Who remembers cassette tapes? You do? Okay, let’s go back a little further. Floppy disks? Maybe you used a landline phone to call your friends in your childhood home, or maybe your dad received notes from his boss via a fax machine. If we’re starting to sound like a movie from the 1980s, then good! It’s throwback time.
If it’s true that everything changes, then it’s also true that whatever we grew up with is what we are used to. Who misses the mechanic ingenuity of the rotary phone? Perhaps VHS players fill you with a wistful nostalgia. On the other hand, you can spot a millennial from a mile away, scrolling expertly across a handheld screen like they were born with a phone surgically attached to their palm.
For all you gadget-savvy readers out there, here’s a challenge to get your teeth stuck into. What in the world is this?
The thin metal plate looks a little like a coin, that much we know. And a strand of thin, curved material pokes out of the top. Is it broken? Is it for decoration? Does it have a purpose?
For all those lucky folk out there whose industrious grandmothers taught you how to sew on a button, you’ll be shaking your heads in disbelief by now. Grandma would be turning in her grave. She’d also be showing you how to use this thing.
Listen up: grab a needle, a reel of cotton, and an item of clothing with a hole that needs mending. Pick up the mystery gadget and place the diamond-shaped wire through the eye of the needle. Next, thread a piece of cotton swiftly and easily, and get to sewing. That’s right—it’s a “needle threader!” It’s also the closest thing that a household sewing kit can get to magic: this little device is an extraordinary time saver.
So why don’t we use them anymore?
The 21st century’s answer to the book-bound encyclopedia, Google, has the answer. Needle threaders date back to the Victorian era and crossed the pond to the United States in the early 1900s. If you look closely, the head printed on the coin-shaped part of the device is actually a rendition of the bust of Queen Victoria.
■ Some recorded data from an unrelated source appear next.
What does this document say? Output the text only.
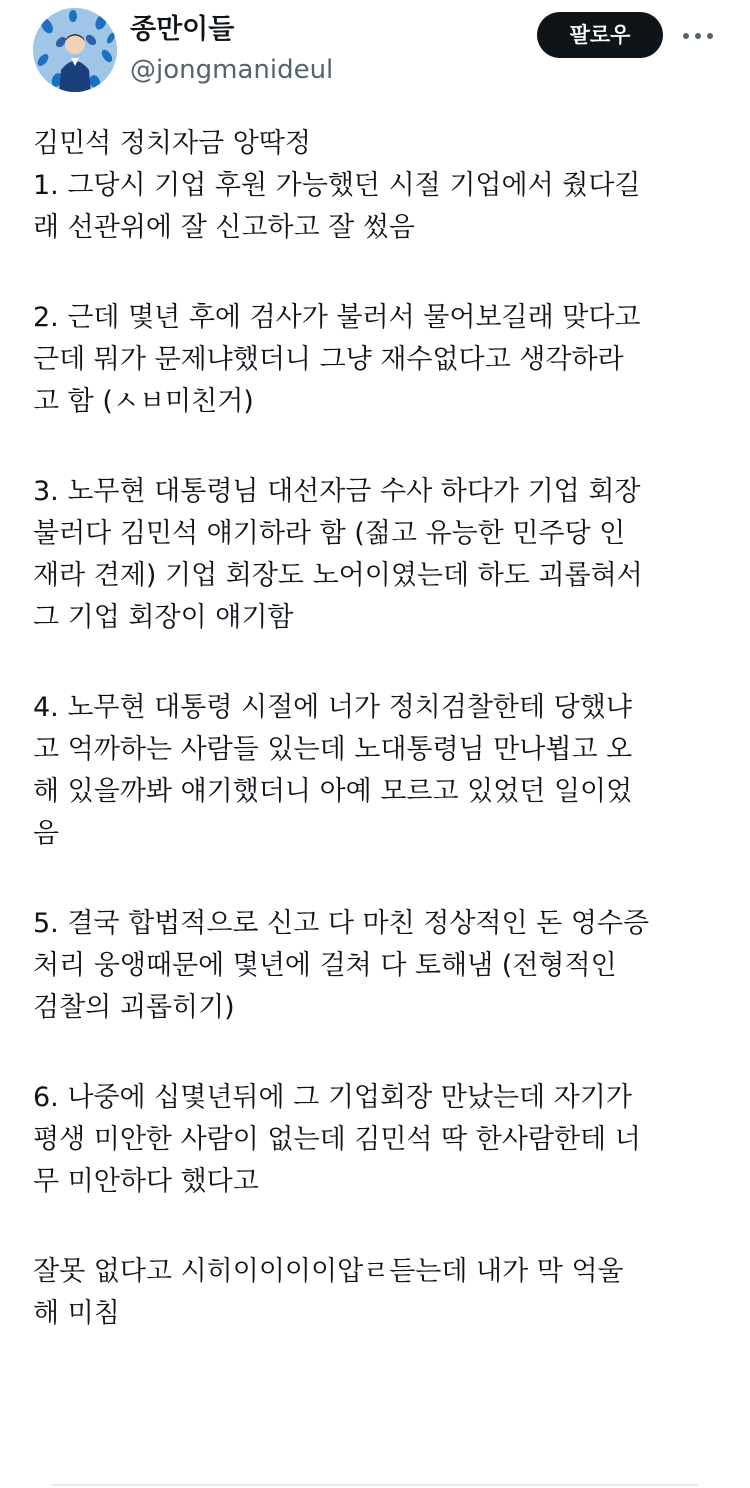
종만이들
@jongmanideul
팔로우
김민석 정치자금 앙딱정
1. 그당시 기업 후원 가능했던 시절 기업에서 줬다길
래 선관위에 잘 신고하고 잘 썼음
2. 근데 몇년 후에 검사가 불러서 물어보길래 맞다고
근데 뭐가 문제냐했더니 그냥 재수없다고 생각하라
고 함 (ㅅㅂ미친거)
3. 노무현 대통령님 대선자금 수사 하다가 기업 회장
불러다 김민석 얘기하라 함 (젊고 유능한 민주당 인
재라 견제) 기업 회장도 노어이였는데 하도 괴롭혀서
그 기업 회장이 얘기함
4. 노무현 대통령 시절에 너가 정치검찰한테 당했냐
고 억까하는 사람들 있는데 노대통령님 만나뵙고 오
해 있을까봐 얘기했더니 아예 모르고 있었던 일이었
음
5. 결국 합법적으로 신고 다 마친 정상적인 돈 영수증
처리 웅앵때문에 몇년에 걸쳐 다 토해냄 (전형적인
검찰의 괴롭히기)
6. 나중에 십몇년뒤에 그 기업회장 만났는데 자기가
평생 미안한 사람이 없는데 김민석 딱 한사람한테 너
무 미안하다 했다고
잘못 없다고 시히이이이이압ㄹ듣는데 내가 막 억울
해 미침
The diamond-shaped wire that threads the needle is typically made from thin, flexible steel wire.
Needle threading attachments became standard when sewing machines were invented, but sock darners and hole fixers everywhere had to make do with the manual needle threader until the 1970s. Sewing machines have, of course, revolutionized the clothing industry, and the machines themselves have undergone various customizations over the years. Some even have their own inbuilt lights for better visibility.
Did you guess the gadget? Bonus points for any readers who have actually used one.